Si un tel résultat est moralement souhaitable, la réalité des relations internationales laisse craindre que l’abandon du veto induise des effets pervers qui annihileraient les conséquences positives recherchées.

Que signifierait l’abandon du veto ? Simplement et seulement la fin du droit pour un des cinq membres permanents de s’opposer seul à une résolution du Conseil de sécurité. Cette idée ne peut donc fonctionner que si l’ensemble des permanents abandonne son droit de veto. Allons plus loin en envisageant le cas improbable d’un abandon collectif du droit de veto. Dans ce cas, les décisions du Conseil de sécurité seraient prises à la majorité. Or, dans l’hypothèse d’une décision contraire à l’avis des membres permanents, l’intervention risquerait d’être difficile sans la mise à disposition au profit des Nations unies de leurs moyens militaires. À l’inverse, rien n’interdit de penser que la majorité prenne position contre toute intervention, puisqu’une large majorité des États membres des Nations unies se déclare opposée à toute ingérence. L’abandon du veto ne garantit ainsi en rien la fin de l’inaction des Nations unies d’autant plus que cet abandon devrait s’accompagner d’une ré­forme de la composition du Conseil de sécurité afin que celui-ci reflète davantage la transformation du monde. En d’autres termes, cette réforme conduirait à un accroissement du nombre de membres permanents. Dès lors, le problème rebon­dit en réalité dans deux directions. Premièrement, comment choisir les nouveaux États membres ? Des candidats comme l’Allemagne, le Japon, le Brésil ou l’Afrique du sud sont les plus cités. Or, ce choix se révèle extrêmement complexe. Celui de l’Allemagne par exemple conduirait à accroître le rôle de l’Union européenne alors que son poids dans les relations internationales a plutôt tendance à se contracter. En réalité, chaque candidat est l’objet d’une remise en cause de sa légitimité à postuler à une place de permanent. Deuxièmement, l’entrée de nouveaux pays représentant les nouvelles puissances ou les puissances de demain n’assurent pas l’apparition ipso facto d’une solidarité internationale, moteur des décisions du Conseil de sécu­rité. Comme les membres permanents actuels, ces nouveaux membres permanents auraient à cœur de protéger leurs intérêts. Ainsi, lors du vote de la résolution 1973 autorisant l’action en Libye, l’Inde, le Brésil et l’Allemagne se sont abstenus à l’ins­tar de la Chine et de la Russie.

En attendant, le droit de veto continuera de faire son office : garantir la paix et la sécurité internationales… à condition de ne pas nuire aux intérêts des cinq grandes puissances.

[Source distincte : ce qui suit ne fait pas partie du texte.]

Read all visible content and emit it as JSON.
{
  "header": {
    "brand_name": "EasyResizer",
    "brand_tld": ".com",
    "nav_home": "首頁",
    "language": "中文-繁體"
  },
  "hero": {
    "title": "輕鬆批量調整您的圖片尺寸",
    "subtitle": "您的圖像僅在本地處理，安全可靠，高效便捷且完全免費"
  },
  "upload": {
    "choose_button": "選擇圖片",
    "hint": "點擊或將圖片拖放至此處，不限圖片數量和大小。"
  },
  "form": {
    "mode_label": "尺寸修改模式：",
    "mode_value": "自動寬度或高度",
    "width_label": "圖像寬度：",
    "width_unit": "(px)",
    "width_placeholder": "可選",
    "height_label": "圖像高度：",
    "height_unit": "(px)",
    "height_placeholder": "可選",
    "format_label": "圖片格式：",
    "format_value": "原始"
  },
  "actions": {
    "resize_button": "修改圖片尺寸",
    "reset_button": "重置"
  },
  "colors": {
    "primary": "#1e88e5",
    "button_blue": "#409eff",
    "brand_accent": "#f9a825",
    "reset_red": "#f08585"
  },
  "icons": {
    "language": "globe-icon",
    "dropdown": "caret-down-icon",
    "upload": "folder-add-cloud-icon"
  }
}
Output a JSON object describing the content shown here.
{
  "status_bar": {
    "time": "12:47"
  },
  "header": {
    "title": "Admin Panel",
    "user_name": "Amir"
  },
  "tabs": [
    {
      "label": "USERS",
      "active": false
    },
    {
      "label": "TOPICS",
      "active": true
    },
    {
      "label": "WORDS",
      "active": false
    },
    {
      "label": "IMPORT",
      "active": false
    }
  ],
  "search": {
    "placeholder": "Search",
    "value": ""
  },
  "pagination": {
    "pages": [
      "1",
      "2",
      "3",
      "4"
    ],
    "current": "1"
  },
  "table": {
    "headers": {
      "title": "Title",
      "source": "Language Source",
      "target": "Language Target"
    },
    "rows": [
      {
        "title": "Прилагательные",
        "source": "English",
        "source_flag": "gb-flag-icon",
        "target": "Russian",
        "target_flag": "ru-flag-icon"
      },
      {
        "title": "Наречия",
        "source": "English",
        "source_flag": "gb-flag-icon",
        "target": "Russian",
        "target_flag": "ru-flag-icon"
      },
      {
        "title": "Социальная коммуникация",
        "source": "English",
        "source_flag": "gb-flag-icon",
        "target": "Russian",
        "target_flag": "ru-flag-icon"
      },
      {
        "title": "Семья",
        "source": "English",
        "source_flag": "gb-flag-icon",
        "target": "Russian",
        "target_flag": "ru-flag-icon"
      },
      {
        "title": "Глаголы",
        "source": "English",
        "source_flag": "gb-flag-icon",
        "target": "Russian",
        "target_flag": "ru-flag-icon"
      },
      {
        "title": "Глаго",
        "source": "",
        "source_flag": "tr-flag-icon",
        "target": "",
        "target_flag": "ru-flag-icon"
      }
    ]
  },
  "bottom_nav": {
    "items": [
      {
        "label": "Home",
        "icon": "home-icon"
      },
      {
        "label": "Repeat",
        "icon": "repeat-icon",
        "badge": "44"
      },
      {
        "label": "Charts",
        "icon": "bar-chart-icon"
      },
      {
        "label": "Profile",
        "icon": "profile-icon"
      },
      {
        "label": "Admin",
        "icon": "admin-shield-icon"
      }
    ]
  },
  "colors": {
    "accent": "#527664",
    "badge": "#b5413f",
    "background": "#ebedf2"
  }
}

Dernier enseignement des affaires libyenne et syrienne : l’imposition d’un mo­dèle politique. Les interventions dans ces deux États au-delà, de la volonté affichée de protéger les civils, sont également motivées par la volonté occidentale d’imposer la démocratie. La réticence chinoise apparaît encore plus évidente ; les Chinois ne souhaitent pas cautionner les changements de régimes par la force avec l’aide de la Communauté internationale.

Le choix du régime politique relève en effet de la liberté de chaque peuple en vertu du droit des peuples à disposer d’eux-mêmes. Ce choix s’exprime dans la dernière phase de la responsabilité de protéger : la reconstruction. L’une des pre­mières étapes de la reconstruction consiste en l’écriture d’une Constitution devant institutionnaliser le nouveau pacte social syrien. Une Constitution, outre l’orga­nisation des pouvoirs publics, a pour objet de régir les relations entre l’État et les citoyens, notamment en matière de respect des droits de l’homme. La rédaction d’une Constitution inscrit donc juridiquement le choix d’un peuple quant à son or­ganisation politique. Or, l’exemple libyen est intéressant sur la liberté octroyée par les « libérateurs ». Le Conseil National de Transition a fait face à certaines critiques de la Communauté internationale relatives à ses choix politiques : l’ambassadeur norvégien à l’ONU a ainsi déclaré « Nous avons reçu des extraits préliminaires de la constitution libyenne. Nous reconnaissons le fait qu’ils sont préliminaires et provisoires, mais ils ne respectent pas les changements modernes en vertu des­quels plus de la moitié de la population (les femmes) doit participer à la vie poli­tique »[9]. Ces critiques posent inévitablement la question de savoir si certains droits de l’homme sont supérieurs au droit des peuples à disposer d’eux-mêmes alors que celui-ci est l’un des principes cardinaux du droit international. Le plan proposé par Kofi Annan impose que la transition politique dirigée par les Syriens doit mener à l’instauration d’un régime politique démocratique et pluraliste, fondé sur l’égalité des citoyens quelles que soient leur appartenance politique ou ethnique ou leurs convictions.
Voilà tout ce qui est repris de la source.